DUNDALK WON the EA Sports Cup in a penalty shootout at the Ryan McBride Brandywell Stadium after thrilling 2-2 encounter against 2018 winners Derry City.
Derry City 2-2 Dundalk (Dundalk won 6-5 on penalties)
Report by Shaun Keenan at the Ryan McBride Brandywell Stadium
Photos by JPPhotography
Patrick Hoban, Michael Duffy, Daniel Clery, Dean Jarvis, Sean Hoare and Chris Shields scored from the spot for Dundalk and even though Cherrie saved from Robbie Benson it was to no avail.
Jack Malone’s spot-kick was saved by Aaron McCarey and Ally Gilchrist hit the crossbar as Derry were sunk, despite Jamie McDonagh, Barry McNamee, Michael McCrudden, Ciaron Harkin and Eoin Toal converting their penalties.
In normal time, goals from David Parkhouse and Junior Ogedi Uzokwe were cancelled out by Michael Duffy and Sean Gannon.
Derry City took an early lead when David Parkhouse opened the scoring for the home side after three minutes.
Junior Ogedi-Uzokwe initial effort was well-parried by the Dundalk stand-in Aaron McCarey, but the Monaghan man couldn’t deny Parkhouse from three-yards.

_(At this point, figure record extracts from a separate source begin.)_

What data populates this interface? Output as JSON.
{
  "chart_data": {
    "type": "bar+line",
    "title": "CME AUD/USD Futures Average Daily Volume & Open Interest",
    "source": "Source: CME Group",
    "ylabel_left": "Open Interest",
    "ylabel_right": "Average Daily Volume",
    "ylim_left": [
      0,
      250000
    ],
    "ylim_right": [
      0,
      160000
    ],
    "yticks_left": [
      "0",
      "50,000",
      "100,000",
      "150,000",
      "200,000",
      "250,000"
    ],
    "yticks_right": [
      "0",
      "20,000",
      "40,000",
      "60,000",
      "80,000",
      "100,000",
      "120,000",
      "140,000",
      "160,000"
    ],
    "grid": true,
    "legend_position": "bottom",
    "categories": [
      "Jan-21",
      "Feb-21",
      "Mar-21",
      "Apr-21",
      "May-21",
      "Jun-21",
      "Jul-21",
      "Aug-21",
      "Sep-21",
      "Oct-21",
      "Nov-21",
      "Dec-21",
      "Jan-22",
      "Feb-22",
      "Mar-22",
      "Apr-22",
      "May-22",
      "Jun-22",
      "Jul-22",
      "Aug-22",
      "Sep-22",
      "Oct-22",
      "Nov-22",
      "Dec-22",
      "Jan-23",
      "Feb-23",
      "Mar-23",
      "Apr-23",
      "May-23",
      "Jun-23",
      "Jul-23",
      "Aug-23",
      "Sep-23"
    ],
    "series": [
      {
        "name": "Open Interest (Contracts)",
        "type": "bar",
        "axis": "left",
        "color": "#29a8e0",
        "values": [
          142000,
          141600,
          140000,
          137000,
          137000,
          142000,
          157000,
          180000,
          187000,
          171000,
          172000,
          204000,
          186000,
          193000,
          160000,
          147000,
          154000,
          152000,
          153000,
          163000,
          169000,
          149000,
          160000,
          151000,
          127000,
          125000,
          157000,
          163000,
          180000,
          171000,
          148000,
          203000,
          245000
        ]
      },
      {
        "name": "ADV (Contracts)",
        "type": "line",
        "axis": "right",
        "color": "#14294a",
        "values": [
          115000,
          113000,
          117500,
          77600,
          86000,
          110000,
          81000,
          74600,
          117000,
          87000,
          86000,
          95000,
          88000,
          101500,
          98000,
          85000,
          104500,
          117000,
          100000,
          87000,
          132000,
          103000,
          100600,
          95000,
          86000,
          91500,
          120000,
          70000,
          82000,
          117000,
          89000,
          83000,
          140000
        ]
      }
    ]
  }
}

To Dundalk’s credit, they responded well and they snatched an equaliser after 38 minutes when Michael Duffy’s superb strike from the edge of the penalty area diverted beyond Cherrie.
Shortly after the restart, Dundalk started the second half similar to the first as City, who had virtually none of the ball in the opening 45 minutes, restored their lead.
Scampering on the counter-attack, Barry McNamee found Junior with a deft pass and a costly slip from McGrath gave the City winger the incentive – his speculative effort deflecting off Sean Hoare to send the Brandywell faithful into a frenzy.
But the air was soon sucked out of the Lone Moor Road stadium when Grant Gillespie picked up his second booking of the contest to reduce Devine’s outfit to ten men.
It looked only a matter of time before Dundalk scored the equaliser and with 20 minutes to go, Duffy, instrumental as ever to the Dundalk attack, forced Cherrie into an awkward stoppage, but with Gannon lurking the visitors snatched the leveller to send the game to extra-time.
For all of Dundalk’s attacking talent and control it was City after 109 minutes that should have snatched the lead when Michael McCrudden failed to beat the goalkeeper from close range.
In the end, Dundalk claimed the first major trophy as they chase a historic treble.
Olé olé olé!#CmonTheTown #DERDUN #EASPORTSCupFinal pic.twitter.com/cYjCbYzGOc
— Dundalk FC (@DundalkFC) September 14, 2019
Duffy kept Dundalk ticking over throughout and while a treble is still a distant prospect for Perth’s side, they have hit their first target.
Derry City: P. Cherrie; J. McDonagh, A. Gilchrist, E. Toal, C. Coll; G. Bruna (D. McCauley, h/t, A. Delap 126), G. Gillespie; C. Harkin, B. McNamee, J. Ogedi-Uzokwe (M. McCrudden,100); Parkhouse (J.Malone, 77).
Dundalk: A. McCarey; S. Gannon, S. Hoare, D. Cleary, D. Massey; D. Kelly (Benson, 67), C. Shields, P. McEleney (D. Jarvis, 112), M. Duffy; J. McGrath (G. Kelly, 86), P. Hoban.